Aynı zamanda kavramsal çerçevede aksi bir şekilde, eğer bir varlıklar sadece kullanım amacıyla veya sözleşmeye dayalı nakit akışlarının elde edilmesi amacıyla elde tutuluyorsa gerçeğe uygun değerin önemsiz olduğunu ileri sürmektedir.
Bunun yanı sıra, kavramsal çerçevede, müşterilerine mal veya hizmet üreterek nakit akışı yaratmak için bir arada kullanılan varlıklardan özellikle bahsedilmiştir. Söz konusu varlıkların faaliyetlerini aksatmadan ayrı olarak satması mümkün olmayacağından, maliyetlerin satışlardaki marjı ile karşılaştırılıp analiz edilmesi gibi, maliyet tabanlı ölçümün daha çok ihtiyaca uygun bilgi sağlaması muhtemel olacağı belirtilmektedir.
Bölüm 7 – SUNUM VE AÇIKLAMA
Bu bölüm, kavramsal çerçeveye yeni eklenmiş, finansal tablo kalemlerinin nasıl sunulması ve açıklanması gerektiği ile ilgili ilkeleri içeren bir bölümdür.
Söz konusu ilkelerden birincisi; ihtiyaç uygun veya gerçeğe uygun sunum için bir varlık veya yükümlülüğün cari değerindeki değişimin diğer kapsamlı gelirde muhasebeleştirilmesi daha faydalı bilgi sağlamadıkça, gelir ve giderlerin kar veya zarar tablosunda muhasebeleştirilmesi gerektiğidir.
İkincisi; diğer kapsamlı gelirdeki, kar veya zararda yeniden sınıflandırılacak kalemlerle ilgilidir.
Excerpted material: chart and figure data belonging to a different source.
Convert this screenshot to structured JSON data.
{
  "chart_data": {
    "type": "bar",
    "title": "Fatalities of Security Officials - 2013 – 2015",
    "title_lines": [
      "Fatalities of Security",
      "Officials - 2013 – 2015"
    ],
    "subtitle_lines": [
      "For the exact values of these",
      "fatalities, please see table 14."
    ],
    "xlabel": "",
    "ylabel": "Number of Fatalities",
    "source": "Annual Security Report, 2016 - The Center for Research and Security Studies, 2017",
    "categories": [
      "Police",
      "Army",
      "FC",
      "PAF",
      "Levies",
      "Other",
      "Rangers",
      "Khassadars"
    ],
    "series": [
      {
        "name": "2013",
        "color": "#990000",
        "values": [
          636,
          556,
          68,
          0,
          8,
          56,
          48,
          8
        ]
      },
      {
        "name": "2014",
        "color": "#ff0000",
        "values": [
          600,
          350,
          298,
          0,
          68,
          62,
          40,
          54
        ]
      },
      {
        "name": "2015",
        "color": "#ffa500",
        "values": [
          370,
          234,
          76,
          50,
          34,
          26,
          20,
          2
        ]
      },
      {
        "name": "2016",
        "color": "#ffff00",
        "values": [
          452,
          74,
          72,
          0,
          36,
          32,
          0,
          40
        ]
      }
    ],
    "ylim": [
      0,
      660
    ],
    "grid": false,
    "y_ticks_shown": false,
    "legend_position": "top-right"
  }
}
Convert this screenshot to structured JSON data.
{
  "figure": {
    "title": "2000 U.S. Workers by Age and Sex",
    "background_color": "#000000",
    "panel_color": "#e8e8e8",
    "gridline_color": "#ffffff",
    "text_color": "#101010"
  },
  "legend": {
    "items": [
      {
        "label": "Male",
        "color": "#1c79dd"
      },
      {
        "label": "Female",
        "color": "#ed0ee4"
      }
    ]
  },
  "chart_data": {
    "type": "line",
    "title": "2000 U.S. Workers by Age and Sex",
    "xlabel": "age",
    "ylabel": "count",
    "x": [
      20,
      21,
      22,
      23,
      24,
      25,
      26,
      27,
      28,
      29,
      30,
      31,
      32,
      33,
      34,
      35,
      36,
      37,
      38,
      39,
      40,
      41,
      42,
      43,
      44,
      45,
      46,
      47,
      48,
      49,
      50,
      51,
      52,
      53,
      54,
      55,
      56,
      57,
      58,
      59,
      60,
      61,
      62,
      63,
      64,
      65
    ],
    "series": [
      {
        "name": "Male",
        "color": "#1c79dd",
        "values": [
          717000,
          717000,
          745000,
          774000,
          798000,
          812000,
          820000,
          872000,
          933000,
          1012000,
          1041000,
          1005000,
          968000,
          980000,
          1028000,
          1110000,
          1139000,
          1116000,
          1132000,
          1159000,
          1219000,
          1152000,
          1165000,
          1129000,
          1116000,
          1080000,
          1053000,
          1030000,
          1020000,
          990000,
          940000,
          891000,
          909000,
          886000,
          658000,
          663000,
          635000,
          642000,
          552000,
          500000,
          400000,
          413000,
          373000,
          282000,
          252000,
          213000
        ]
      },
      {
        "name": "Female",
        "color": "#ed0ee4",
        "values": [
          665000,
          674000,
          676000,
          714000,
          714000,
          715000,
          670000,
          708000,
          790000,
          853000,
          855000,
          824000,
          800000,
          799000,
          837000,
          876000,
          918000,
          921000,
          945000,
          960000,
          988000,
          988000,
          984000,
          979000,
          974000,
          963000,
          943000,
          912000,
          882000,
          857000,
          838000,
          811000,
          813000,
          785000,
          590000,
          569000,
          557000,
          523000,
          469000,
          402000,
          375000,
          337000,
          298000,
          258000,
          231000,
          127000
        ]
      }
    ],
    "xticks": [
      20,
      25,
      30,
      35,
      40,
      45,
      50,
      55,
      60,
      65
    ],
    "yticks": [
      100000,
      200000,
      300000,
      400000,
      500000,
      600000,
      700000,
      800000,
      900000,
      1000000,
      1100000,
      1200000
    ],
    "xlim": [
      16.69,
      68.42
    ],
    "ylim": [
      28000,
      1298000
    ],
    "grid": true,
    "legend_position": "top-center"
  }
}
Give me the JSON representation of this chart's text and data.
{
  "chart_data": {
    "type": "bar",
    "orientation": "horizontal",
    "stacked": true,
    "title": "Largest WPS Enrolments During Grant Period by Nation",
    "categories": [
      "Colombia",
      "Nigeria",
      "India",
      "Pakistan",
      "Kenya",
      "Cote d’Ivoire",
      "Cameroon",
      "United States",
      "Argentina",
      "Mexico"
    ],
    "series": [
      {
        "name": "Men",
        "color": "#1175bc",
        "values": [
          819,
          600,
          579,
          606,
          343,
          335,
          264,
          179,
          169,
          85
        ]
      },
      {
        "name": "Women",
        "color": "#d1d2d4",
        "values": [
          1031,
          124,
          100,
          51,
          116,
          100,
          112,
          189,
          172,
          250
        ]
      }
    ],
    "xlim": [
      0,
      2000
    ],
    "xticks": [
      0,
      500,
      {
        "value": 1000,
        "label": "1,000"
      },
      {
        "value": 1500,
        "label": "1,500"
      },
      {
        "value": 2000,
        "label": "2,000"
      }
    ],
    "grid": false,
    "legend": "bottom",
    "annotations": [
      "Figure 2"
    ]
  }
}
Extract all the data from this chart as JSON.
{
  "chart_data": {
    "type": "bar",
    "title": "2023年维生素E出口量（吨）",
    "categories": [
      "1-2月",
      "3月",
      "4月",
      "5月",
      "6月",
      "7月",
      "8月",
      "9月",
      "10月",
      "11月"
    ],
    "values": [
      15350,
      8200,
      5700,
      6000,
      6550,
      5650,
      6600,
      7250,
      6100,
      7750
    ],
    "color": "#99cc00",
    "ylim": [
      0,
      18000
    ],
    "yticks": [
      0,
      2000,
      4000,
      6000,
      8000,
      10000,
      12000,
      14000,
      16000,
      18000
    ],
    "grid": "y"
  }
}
TMS 1 Finansal Tabloların Sunuluşu standardı, söz konusu hesap kalemlerinin kar veya zararda yeniden sınıflandırılacak ya da sınıflandırılmayacak olarak sınıflandırılarak sunulması gerektiğini belirtmektedir.
Kar veya zararda yeniden sınıflandırılma hususu tartışmalı bir konudur. Bazı uzmanlar, diğer kapsamlı gelir unsurlarının tamamının kar veya zararda yeniden sınıflandırılabilir olduğunu savunmaktadır. Karşı görüşte olanlar ise tamamen kar veya zararda yeniden sınıflandırılamayacağını, bazıları da sadece belirli diğer kapsamlı gelir unsurlarının kar veya zararda yeniden sınıflandırılabileceğini iddia etmektedir.
Yeni kavramsal çerçevede; diğer kapsamlı gelirdeki gelir ve gider unsurlarının, faydalı finansal bilgi açısından ihtiyaca uygun ve/veya gerçeğe uygun sunum için gerekli olduğunda, kar veya zararda yeniden sınıflandırılacağına dair bir açıklama bulunmaktadır.
Bölüm 8 – SERMAYE KAVRAMLARI VE SERMAYENİN KORUNMASI
Bu bölüm 2010 yılında yayımlanmış olan önceki versiyon kavramsal çerçeveden birebir alınarak yeni kavramsal çerçeveye konmuştur.